Gen Augusto Pinochet has a top-notch legal team on hand as he fights extradition to Spain.
In his QC, Clive Nichols, the 83-year-old former dictator has one of Britain's leading extradition experts, said by other lawyers to be "highly inventive". Both he and the junior QC, Clare Montgomery, come from top extradition chambers and are seen as "very hard-nosed and effective."
His solicitors, Kingsley Napley, are among a handful of firms specialising in the most difficult criminal cases, particularly fraud, which often involve extradition.
It seems likely that the general is in for a long stay in Britain. Legal experts yesterday reckoned the magistrates' court extradition proceedings and any High Court hearings could take up to two years.
He will have to adhere to any bail conditions set by the magistrate, although these may be varied. At present he must reside at a location approved by the police, and he may not leave the UK.

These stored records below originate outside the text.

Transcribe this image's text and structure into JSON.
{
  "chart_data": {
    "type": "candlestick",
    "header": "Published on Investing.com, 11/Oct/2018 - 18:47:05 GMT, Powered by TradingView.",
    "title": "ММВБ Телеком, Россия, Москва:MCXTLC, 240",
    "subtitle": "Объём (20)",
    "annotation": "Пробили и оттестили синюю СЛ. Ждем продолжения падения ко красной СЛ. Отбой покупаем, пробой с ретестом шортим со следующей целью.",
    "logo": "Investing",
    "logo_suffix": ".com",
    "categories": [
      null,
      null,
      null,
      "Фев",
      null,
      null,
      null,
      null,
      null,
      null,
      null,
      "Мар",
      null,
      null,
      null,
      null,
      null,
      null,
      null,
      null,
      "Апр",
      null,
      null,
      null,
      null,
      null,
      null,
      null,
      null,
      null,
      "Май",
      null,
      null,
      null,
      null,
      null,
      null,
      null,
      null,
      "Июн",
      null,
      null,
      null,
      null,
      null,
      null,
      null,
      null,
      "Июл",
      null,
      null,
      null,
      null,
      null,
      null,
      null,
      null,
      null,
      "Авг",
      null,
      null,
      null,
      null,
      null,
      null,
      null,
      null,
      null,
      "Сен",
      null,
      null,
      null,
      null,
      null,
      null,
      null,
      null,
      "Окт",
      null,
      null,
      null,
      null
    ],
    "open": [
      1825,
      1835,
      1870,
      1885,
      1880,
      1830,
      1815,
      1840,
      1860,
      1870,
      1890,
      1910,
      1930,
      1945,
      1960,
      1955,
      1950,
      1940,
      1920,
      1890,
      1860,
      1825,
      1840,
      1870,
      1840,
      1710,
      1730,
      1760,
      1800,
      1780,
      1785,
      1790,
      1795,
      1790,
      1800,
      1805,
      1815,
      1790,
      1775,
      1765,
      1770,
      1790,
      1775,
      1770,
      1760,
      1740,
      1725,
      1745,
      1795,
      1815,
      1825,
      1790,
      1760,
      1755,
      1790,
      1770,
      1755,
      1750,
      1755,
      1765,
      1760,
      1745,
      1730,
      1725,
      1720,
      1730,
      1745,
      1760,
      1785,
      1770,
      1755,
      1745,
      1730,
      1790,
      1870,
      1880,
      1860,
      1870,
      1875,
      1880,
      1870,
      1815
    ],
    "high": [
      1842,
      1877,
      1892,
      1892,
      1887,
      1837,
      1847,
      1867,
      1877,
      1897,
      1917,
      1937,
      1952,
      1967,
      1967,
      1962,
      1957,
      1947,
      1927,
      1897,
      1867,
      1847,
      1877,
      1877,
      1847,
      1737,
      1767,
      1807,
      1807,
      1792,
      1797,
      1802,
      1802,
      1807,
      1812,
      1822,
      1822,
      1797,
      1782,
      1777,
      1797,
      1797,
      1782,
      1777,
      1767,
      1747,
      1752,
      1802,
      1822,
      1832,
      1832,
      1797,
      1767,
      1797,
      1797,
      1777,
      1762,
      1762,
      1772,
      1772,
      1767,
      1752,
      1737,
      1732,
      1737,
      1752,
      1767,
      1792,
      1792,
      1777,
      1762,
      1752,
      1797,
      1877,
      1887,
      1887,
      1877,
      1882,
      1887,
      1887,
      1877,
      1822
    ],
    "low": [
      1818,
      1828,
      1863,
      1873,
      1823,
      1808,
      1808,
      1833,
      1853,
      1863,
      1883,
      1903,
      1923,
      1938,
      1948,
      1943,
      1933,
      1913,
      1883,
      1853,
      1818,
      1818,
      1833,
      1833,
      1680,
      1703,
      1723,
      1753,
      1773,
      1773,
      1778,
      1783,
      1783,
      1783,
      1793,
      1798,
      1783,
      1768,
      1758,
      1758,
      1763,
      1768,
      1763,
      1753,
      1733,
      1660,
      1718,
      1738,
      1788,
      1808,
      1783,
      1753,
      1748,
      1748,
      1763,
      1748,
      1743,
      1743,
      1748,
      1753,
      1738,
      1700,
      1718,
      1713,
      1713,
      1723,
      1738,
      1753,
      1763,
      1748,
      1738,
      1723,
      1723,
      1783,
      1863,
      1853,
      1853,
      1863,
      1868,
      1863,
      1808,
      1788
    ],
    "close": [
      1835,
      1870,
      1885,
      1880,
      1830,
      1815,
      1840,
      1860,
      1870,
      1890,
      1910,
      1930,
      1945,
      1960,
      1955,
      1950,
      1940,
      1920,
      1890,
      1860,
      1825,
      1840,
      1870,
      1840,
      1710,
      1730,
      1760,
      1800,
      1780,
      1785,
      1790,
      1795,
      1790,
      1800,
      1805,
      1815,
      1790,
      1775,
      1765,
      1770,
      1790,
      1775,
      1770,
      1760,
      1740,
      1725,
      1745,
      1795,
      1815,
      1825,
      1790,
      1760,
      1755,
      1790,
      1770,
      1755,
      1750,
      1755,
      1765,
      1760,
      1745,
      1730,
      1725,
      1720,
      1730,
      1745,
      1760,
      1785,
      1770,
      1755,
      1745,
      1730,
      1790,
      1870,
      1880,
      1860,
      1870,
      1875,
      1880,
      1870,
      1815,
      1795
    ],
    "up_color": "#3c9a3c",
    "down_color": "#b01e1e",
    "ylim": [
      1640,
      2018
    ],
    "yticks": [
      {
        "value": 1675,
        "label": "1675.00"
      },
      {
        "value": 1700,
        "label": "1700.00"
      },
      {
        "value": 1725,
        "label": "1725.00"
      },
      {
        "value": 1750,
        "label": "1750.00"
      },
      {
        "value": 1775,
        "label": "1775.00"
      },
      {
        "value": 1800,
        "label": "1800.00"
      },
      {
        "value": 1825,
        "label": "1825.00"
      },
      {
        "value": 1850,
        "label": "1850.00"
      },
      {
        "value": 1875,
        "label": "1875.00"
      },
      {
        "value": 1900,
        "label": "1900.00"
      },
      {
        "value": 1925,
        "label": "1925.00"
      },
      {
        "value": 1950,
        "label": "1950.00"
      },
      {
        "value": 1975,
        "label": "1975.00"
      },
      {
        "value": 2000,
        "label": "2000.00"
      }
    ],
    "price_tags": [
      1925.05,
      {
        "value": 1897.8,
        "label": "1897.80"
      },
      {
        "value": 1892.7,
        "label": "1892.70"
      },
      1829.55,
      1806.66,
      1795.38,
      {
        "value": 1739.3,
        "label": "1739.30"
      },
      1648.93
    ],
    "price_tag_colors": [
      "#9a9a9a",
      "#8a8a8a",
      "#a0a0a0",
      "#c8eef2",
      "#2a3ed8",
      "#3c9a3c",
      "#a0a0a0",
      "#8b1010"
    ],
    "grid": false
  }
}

Pinochet's lawyers may first try to challenge the Home Secretary's authority to proceed by seeking judicial review in the High Court. This could get to court fairly quickly, though the need for his lawyers to study Mr Jack Straw's reasoning and devise ways of attacking it would probably postpone a full hearing until after the New Year.
The lawyers would have to persuade the court that they had an arguable case to get leave to bring a judicial review application. An application for leave could be heard quickly, possibly even today, and the court might "stay" the extradition proceedings so that the general would not have to appear at Belmarsh Magistrates' Court, south London, tomorrow.
Kingsley Napley would not be drawn on their plans last night. To challenge Mr Straw's decision they would have to show that he acted unreasonably or outside his powers, for example by giving undue weight to some factors or excluding others.
Paradoxically, although Amnesty International failed yesterday to obtain an injunction stopping the general leaving the country in the event that Mr Straw had decided in his favour, the result points to a likely failure for the general in his judicial review application.
Lord Justice Simon Brown, one of the most expert public law judges, held that the Home Secretary had a very wide discretion in deciding whether or not to give the go-ahead for extradition proceedings. This means that the scope for attacking his decision is correspondingly small.
An extradition expert said the High Court would also be likely to take the view that any arguments should be made to the magistrates in the course of the extradition proceedings, rather than to High Court judges.
The Privy Council has stated in a case involving the Bahamas that all the evidence should be presented to the magistrate before either side applies for judicial review. Only in the clearest cases will the courts vary this rule.
The lawyer thought the general's lawyers might decide not to challenge the authority to proceed in view of the slight chance of success.
They may still be exploring the possibility of attacking the Law lords' ruling that Pinochet has no immunity from prosecution, on the grounds that Lord Hoffmann, one of the majority of three who ruled against the general, is an unpaid director of Amnesty International Charity Ltd.
But there is no precedent for getting a House of Lords judgment set aside, and no higher court to which an appeal could be made.
The lawyers are likely to concentrate on making the general's case in the extradition proceedings before the chief metropolitan stipendiary magistrate, Mr Graham Parkinson, at Belmarsh. These could take up to six months.
The issues will be whether the crimes are extradition crimes, whether the papers from Spain are in order, and whether the alleged offences are political crimes. Lawyers said the case raised complicated questions about retrospectivity - whether the crimes charged were crimes at the time they were allegedly committed - and whether Spain has jurisdiction to try crimes committed outside its territory.
Political crimes have been defined by the House of Lords as "confined to the object of overthrowing or changing the government of a state or inducing it to change its policy or escaping from its territory the better to do so." It also connotes opposition to the state requesting extradition, so will not be a useful line of argument for Gen Pinochet.
The magistrate has no power to refuse to send him to Spain on the grounds of abuse of process, unfairness, oppression or breach of natural justice.
If the magistrate decides he should be sent to Spain to stand trial, he can challenge that decision in the High Court by judicial review or habeas corpus, an application for the release of a person from unlawful detention.
Lawyers believe it is at this stage that the general would have his best chance of success, because the argument would then shift to whether it was unjust or oppressive to surrender him to Spain.
"He would have a very strong argument for saying it would be unjust or oppressive by reason of passage of time," said one lawyer. "He can say, `I've been in and out of the country several times and nothing was done, witnesses are dying, their memories failing, I've been lulled into a false sense of security.'
"He never hid his identity when sitting in the River Cafe, and Spain could have made requests for his extradition at any time."